Don’t start until you’re ready.

After ‘Action!’ you need time between their order and your beginning.

It doesn’t have to be much time, but not jumping when the gun is fired is critical. 

Always try to be on top of your work. To put yourself first. 

To be in your own time and space that suits you to start the scene. Not theirs.

It’s a question of an outlook and approach that is opposite to trying to please them, trying not to hold up time, trying to get it right.

Going in your time is qualitatively different.

This does not mean you hold up production. No. It doesn’t mean you don’t hit your mark in time or meet the dolley move or the camera push. Doing that is being professional.

It’s the mental conception that you start.

When do you go on set? When the Trainee Assistant Director comes and calls you and leads you on to set chatting all the way or when you decide to get up and leave your trailer and go in your own peace? 

See if there’s a difference.

In acting class we practice this by the actors asking, ‘Am I ready?’ before they start the scene. And when they’re ready they say, ‘I’m ready.’

If they’re not ready they say, ‘I’m not ready.’ It’s a hyper exercise highlighting only starting when you’re ready. In your own time.

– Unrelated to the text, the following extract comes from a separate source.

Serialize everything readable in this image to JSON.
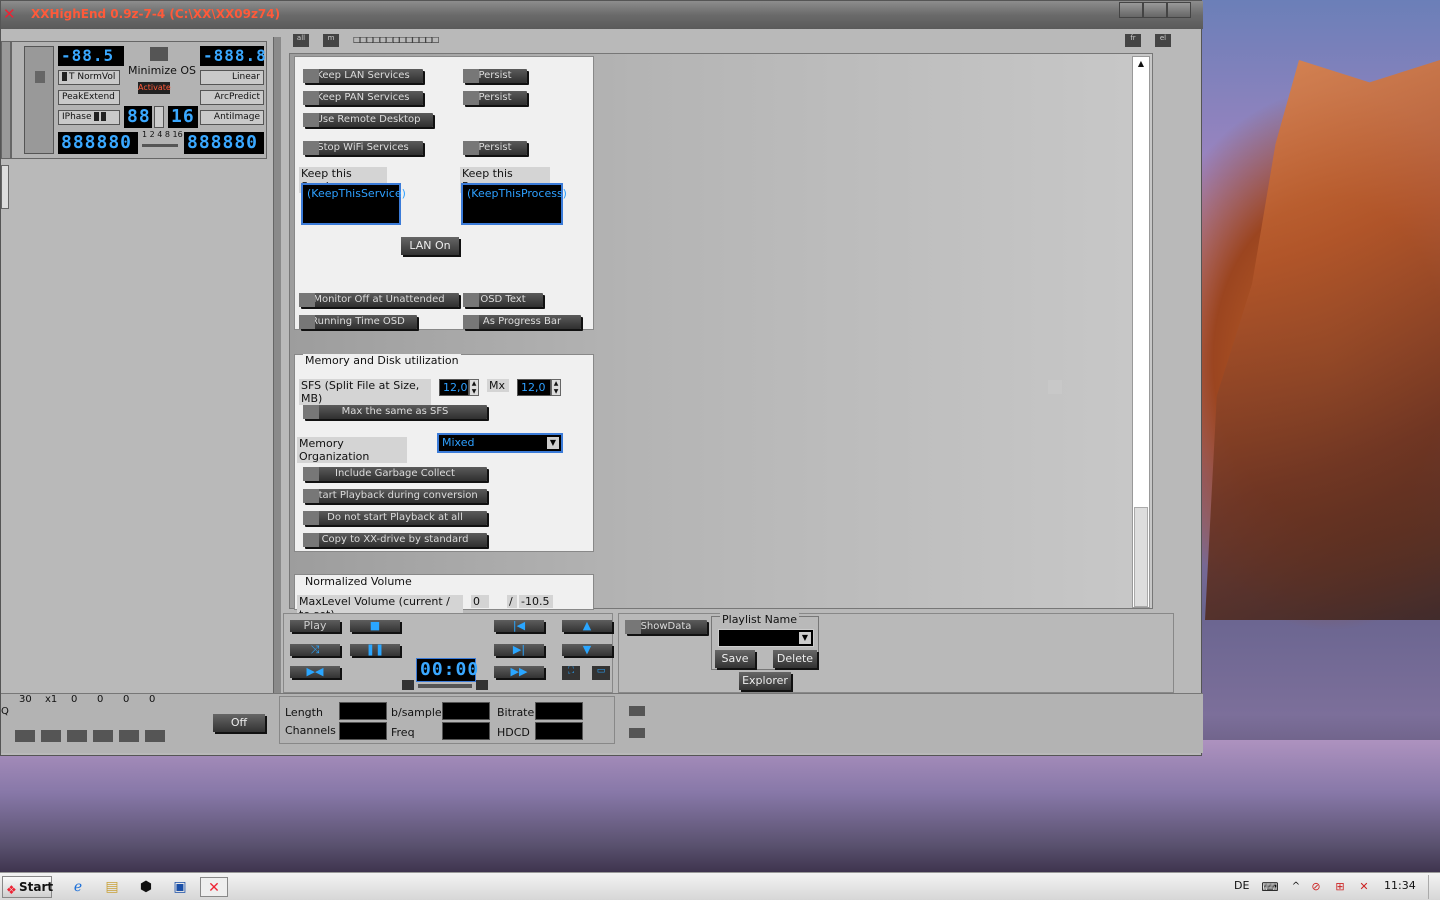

We take the exercise further by having one partner challenge the other, ‘You’re not ready.’ ‘I’m not going yet.’ ‘You don’t want to start.’ ‘You’re not ready.’ ‘Yes! I’m ready’ etc.
The actors must give their answer to what they’re actually feeling – ready, not ready. 

There are a myriad of ways to use this  - the start and how you start – to explore what you are as an actor.

It is about Time and how you control it.